Я поднялась по лестнице медленно, будто шаги давались тяжелее, чем в самую изнуряющую тренировку. Рука скользнула по холодному перилам – знакомому изгибу, по которому я в детстве каталась вниз, несмотря на папины запреты. Сейчас же мне казалось, что я не поднимаюсь домой, а пробираюсь в чью-то чужую, забытую жизнь.

Дверь в комнату открылась с привычным щелчком. И всё внутри было… как прежде. И совсем не так.

Я застыла на пороге.

Тёплый пол в коридоре с мягким ковром, где когда-то мама ставила свои тапочки. Шкаф во всю стену, немного пыльный, но всё такой же родной. На зеркале – моё отражение, взлохмаченные волосы, тусклые глаза, красный нос, но это я. Даже если уже не знаю, кто именно.

Моя кровать – не заправлена. Простыни скомканы, плед сброшен, как будто я бежала отсюда в панике, и, наверное, так и было. На подушке отпечаток головы. Я посмотрела на него, как на свидетельство того, что ещё вчера была частью этого пространства. Что эта комната всё ещё моя.

На стене, под светом утреннего солнца, висела старая рамка. Мамино фото. Она смотрела оттуда так, будто всё понимает. Её глаза – полные тепла, глубины, которой мне так не хватало. Мне показалось, что она улыбается грустнее, чем раньше. Или, может быть, это я смотрела иначе.

Я прошла к углу, туда, где стояла её гитара – с потёртым корпусом и старой струной, которая давно лопнула и так и не была заменена. Пальцы потянулись к ней сами. Я провела ладонью по дереву, как по её плечу, будто прощаясь.

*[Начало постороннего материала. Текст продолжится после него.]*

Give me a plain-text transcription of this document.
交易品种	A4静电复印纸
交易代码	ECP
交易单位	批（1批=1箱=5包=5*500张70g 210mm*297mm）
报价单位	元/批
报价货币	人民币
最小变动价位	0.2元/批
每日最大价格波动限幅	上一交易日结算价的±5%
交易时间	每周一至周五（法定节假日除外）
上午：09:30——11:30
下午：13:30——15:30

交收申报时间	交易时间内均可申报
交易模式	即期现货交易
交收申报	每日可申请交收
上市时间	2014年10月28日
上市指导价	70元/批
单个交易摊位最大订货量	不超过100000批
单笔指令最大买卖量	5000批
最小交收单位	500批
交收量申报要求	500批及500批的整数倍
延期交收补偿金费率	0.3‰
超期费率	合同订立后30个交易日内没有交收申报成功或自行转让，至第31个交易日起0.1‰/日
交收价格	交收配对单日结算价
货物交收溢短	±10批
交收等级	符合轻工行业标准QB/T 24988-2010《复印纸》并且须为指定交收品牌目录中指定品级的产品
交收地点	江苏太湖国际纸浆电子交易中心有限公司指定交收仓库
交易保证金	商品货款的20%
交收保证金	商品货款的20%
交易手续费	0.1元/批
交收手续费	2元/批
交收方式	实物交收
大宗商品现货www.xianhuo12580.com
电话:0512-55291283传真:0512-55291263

В воздухе пахло комнатой – легкий аромат пыли, старых книг и чем-то очень личным… моим. Этот запах я не чувствовала давно, как будто теперь он открылся только потому, что я действительно вернулась, не просто телом, а всей собой, со своей разбитостью, со своей правдой.

Я села на край кровати, прислушалась. За окном кто-то включил воду – соседский кран, как всегда. Где-то внизу хлопнула дверь. Но всё это было уже неважно. Эта комната – моя крепость. Пусть осыпавшаяся, покосившаяся, но выстоявшая.

Я обняла подушку, уткнулась лицом, и впервые за долгое время позволила себе просто лежать. Без мыслей. Без планов. Без масок.

Пусть всё подождёт.

Мне нужно было это утро, чтобы снова дышать. Чтобы снова почувствовать, что я не растворилась. Что я ещё здесь.

Сон пришёл не сразу. Долго вертелась, то поджимая колени, то раскидывая руки, как будто искала в постели место, где не будет больно. За окном утро постепенно сменялось серым дневным светом, но я всё равно погружалась в полудрёму – не совсем сон, не совсем явь.

И вдруг – тишина сменилась светом.

Я оказалась где-то на краю лета – высокое поле, залитое солнцем. Ветер колыхал жёлтую траву, как мягкие волны. Было тепло. Не от погоды – от самого воздуха. Он дышал добром. Спокойствием. И в этом безмятежном пространстве я вдруг увидела Её.

Она стояла немного поодаль. В белом. Волосы собраны, как всегда – в небрежный пучок. Тот самый, в котором она бегала по кухне, пока пекла оладьи. Тот, который я пыталась повторить, но никогда не получалось так красиво.

Я замерла. Мне стало страшно пошевелиться. Я боялась, что если сделаю шаг – всё исчезнет.

Но мама посмотрела на меня и… улыбнулась. Та самая улыбка, лёгкая, чуть печальная. Как будто знала всё, что я чувствую, и любила несмотря ни на что.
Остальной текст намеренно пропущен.